Le soir, nous nous faisons déposer en stop dans un camping à l’intérieur du parc. Nous y louons une tente. Dans la soirée, deux animaux traversent le camping sans se préoccuper de nous: une biche et un énorme porc-épic. Après une nuit difficile, nous repartons le lendemain pour une nouvelle randonnée avec Ada, une espagnole qui voyage seule. Nous marchons toute la journée sans avoir de gros problèmes d’itinéraire, croisons quelques cascades dont celle que l’on voit dans le film « La Plage », et n’apercevons que très peu d’animaux sauvages: deux serpents quelques timides oiseaux. Il faut dire que nous sommes en saison froide (il fait quand même 25 à 30°C), et en ce moment, les animaux sortent moins qu’en saison chaude ou humide.

Bangkok

Nous prenons le train le lendemain matin pour Bangkok. Le prix est on ne peut plus compétitif (1,5 euros pour deux et pour 5 heures de train), mais nous sommes assis sur des sièges en bois. Bon après le voyage passe vite, et c’est plutôt marrant d’être en classe économique au milieu de tous les thaïs.

Arrivés à la gare de Bangkok, nous marchons une petite demie heure jusqu’à un hôtel pas cher indiqué dans le Lonely Planet. On s’installe, on ressort pour manger un morceau, et on ne fait pas grand chose de l’après-midi. Dans la soirée, nous bougeons vers Patpong, un quartier hyper touristique avec son marché de nuit, des sex clubs à volonté et des rangées de prostituées à l’entrée des « salons de massages ». Exceptionnellement, on se fait un Mc Do (le premier fast food depuis les USA), histoire de goûter un « bon » steak pas trop cramé. Dans la rue, il y a presque plus de touristes blancs et d’expats que de thaïlandais. On se demande un peu ce qu’on fait là d’ailleurs.

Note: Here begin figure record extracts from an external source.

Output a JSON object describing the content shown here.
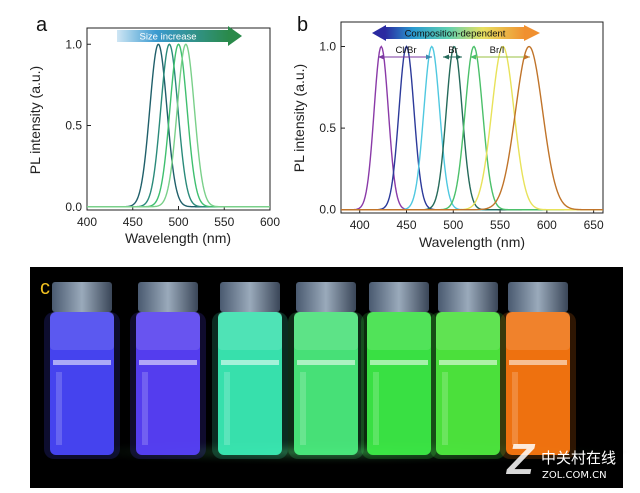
{
  "chart_data": [
    {
      "panel": "a",
      "type": "line",
      "xlabel": "Wavelength (nm)",
      "ylabel": "PL intensity (a.u.)",
      "xlim": [
        400,
        600
      ],
      "ylim": [
        -0.02,
        1.1
      ],
      "xticks": [
        400,
        450,
        500,
        550,
        600
      ],
      "yticks": [
        0.0,
        0.5,
        1.0
      ],
      "arrow_label": "Size increase",
      "series": [
        {
          "peak": 478,
          "fwhm": 22,
          "color": "#1f5f6a"
        },
        {
          "peak": 490,
          "fwhm": 22,
          "color": "#2a8a7a"
        },
        {
          "peak": 500,
          "fwhm": 22,
          "color": "#3fbf6f"
        },
        {
          "peak": 508,
          "fwhm": 22,
          "color": "#7ad08a"
        }
      ]
    },
    {
      "panel": "b",
      "type": "line",
      "xlabel": "Wavelength (nm)",
      "ylabel": "PL intensity (a.u.)",
      "xlim": [
        380,
        660
      ],
      "ylim": [
        -0.02,
        1.15
      ],
      "xticks": [
        400,
        450,
        500,
        550,
        600,
        650
      ],
      "yticks": [
        0.0,
        0.5,
        1.0
      ],
      "arrow_label": "Composition-dependent",
      "annotations": [
        "Cl/Br",
        "Br",
        "Br/I"
      ],
      "series": [
        {
          "peak": 423,
          "fwhm": 18,
          "color": "#8a3aa8"
        },
        {
          "peak": 450,
          "fwhm": 19,
          "color": "#2c3a9a"
        },
        {
          "peak": 477,
          "fwhm": 20,
          "color": "#4fc8e0"
        },
        {
          "peak": 501,
          "fwhm": 20,
          "color": "#256a5a"
        },
        {
          "peak": 522,
          "fwhm": 22,
          "color": "#4bc06a"
        },
        {
          "peak": 553,
          "fwhm": 28,
          "color": "#e8e25a"
        },
        {
          "peak": 581,
          "fwhm": 34,
          "color": "#c0742a"
        }
      ]
    }
  ],
  "photo": {
    "panel": "c",
    "vials": [
      {
        "glow": "#4a48ff"
      },
      {
        "glow": "#5a42ff"
      },
      {
        "glow": "#3cf0b8"
      },
      {
        "glow": "#4cf080"
      },
      {
        "glow": "#3ef048"
      },
      {
        "glow": "#50f040"
      },
      {
        "glow": "#ff7a10"
      }
    ]
  },
  "watermark": {
    "line1": "中关村在线",
    "line2": "ZOL.COM.CN"
  }
}
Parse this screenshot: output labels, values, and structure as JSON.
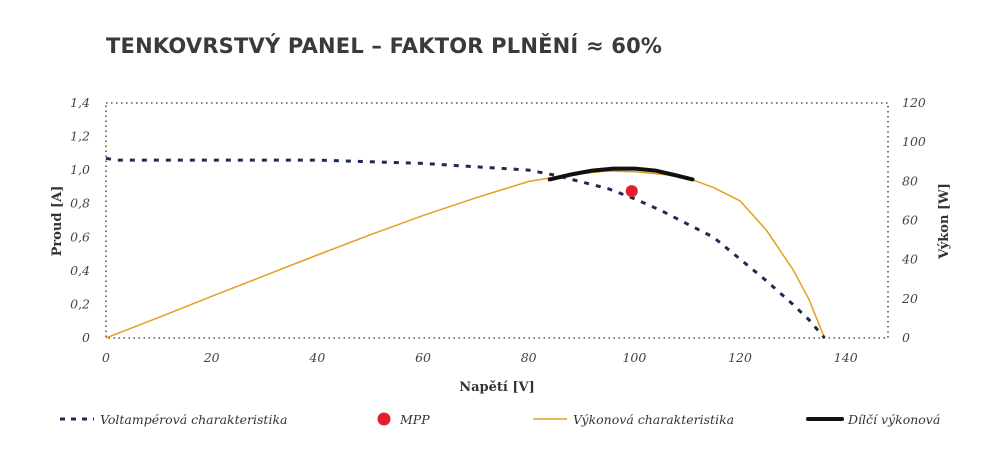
{
  "chart_data": {
    "type": "line",
    "title": "TENKOVRSTVÝ PANEL – FAKTOR PLNĚNÍ ≈ 60%",
    "xlabel": "Napětí [V]",
    "ylabel_left": "Proud [A]",
    "ylabel_right": "Výkon [W]",
    "xlim": [
      0,
      148
    ],
    "ylim_left": [
      0,
      1.4
    ],
    "ylim_right": [
      0,
      120
    ],
    "x_ticks": [
      "0",
      "20",
      "40",
      "60",
      "80",
      "100",
      "120",
      "140"
    ],
    "y_left_ticks": [
      "0",
      "0,2",
      "0,4",
      "0,6",
      "0,8",
      "1,0",
      "1,2",
      "1,4"
    ],
    "y_right_ticks": [
      "0",
      "20",
      "40",
      "60",
      "80",
      "100",
      "120"
    ],
    "grid": "dotted frame",
    "legend_position": "bottom",
    "series": [
      {
        "name": "Voltampérová charakteristika",
        "axis": "left",
        "color": "#1f2a55",
        "style": "dashed",
        "x": [
          0,
          2,
          10,
          20,
          30,
          40,
          50,
          60,
          70,
          80,
          85,
          90,
          95,
          100,
          105,
          110,
          115,
          120,
          125,
          130,
          133,
          136
        ],
        "y": [
          1.07,
          1.06,
          1.06,
          1.06,
          1.06,
          1.06,
          1.05,
          1.04,
          1.02,
          1.0,
          0.97,
          0.93,
          0.89,
          0.83,
          0.76,
          0.68,
          0.6,
          0.47,
          0.34,
          0.2,
          0.11,
          0.0
        ]
      },
      {
        "name": "Výkonová charakteristika",
        "axis": "right",
        "color": "#e3a01b",
        "style": "solid",
        "x": [
          0,
          10,
          20,
          30,
          40,
          50,
          60,
          70,
          80,
          85,
          90,
          95,
          100,
          105,
          110,
          115,
          120,
          125,
          130,
          133,
          136
        ],
        "y": [
          0,
          10.5,
          21.3,
          31.8,
          42.4,
          52.7,
          62.5,
          71.6,
          79.9,
          82.2,
          84.0,
          85.3,
          84.9,
          83.7,
          81.8,
          76.8,
          70.0,
          55.0,
          35.0,
          20.0,
          0.0
        ]
      },
      {
        "name": "Dílčí výkonová",
        "axis": "right",
        "color": "#111111",
        "style": "solid-thick",
        "x": [
          84,
          88,
          92,
          96,
          100,
          104,
          108,
          111
        ],
        "y": [
          81.0,
          83.5,
          85.5,
          86.5,
          86.5,
          85.5,
          83.0,
          81.0
        ]
      }
    ],
    "points": [
      {
        "name": "MPP",
        "color": "#e0202e",
        "x": 99.5,
        "y": 0.875
      }
    ]
  },
  "legend": [
    {
      "label": "Voltampérová charakteristika",
      "symbol": "dashed",
      "color": "#1f2a55"
    },
    {
      "label": "MPP",
      "symbol": "dot",
      "color": "#e0202e"
    },
    {
      "label": "Výkonová charakteristika",
      "symbol": "line",
      "color": "#e3a01b"
    },
    {
      "label": "Dílčí výkonová",
      "symbol": "thick-line",
      "color": "#111111"
    }
  ]
}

Le dernier jour avant notre départ, nous ne faisons pas grand chose. On a un peu la flemme d’aller visiter les musées, palais et temples de Bangkok, donc on va se faire un ciné (le premier depuis le Pérou). Nous allons voir 2012 en VO sous titré thaïlandais. Les pubs sont extraordinaires de débilité et juste avant le film, nous devons tous nous lever une minute devant des images du roi et de sa famille pour montrer notre respect. En même temps, si j’ai bien compris, on a tout intérêt à le faire. Le film en lui même n’est pas exceptionnel, mais ça nous permet de prendre une claque audiovisuelle, et bon dieu que ça fait du bien.

Vers le Népal

Le dernier jour en Thaïlande est arrivé, et nous partons de très bonne heure à l’aéroport pour Hong Kong où nous restons toute la journée avant de prendre notre vol du soir vers le Népal, pays dont tout le monde depuis 10 mois nous a dit que c’était génial. Voilà qui va nous changer.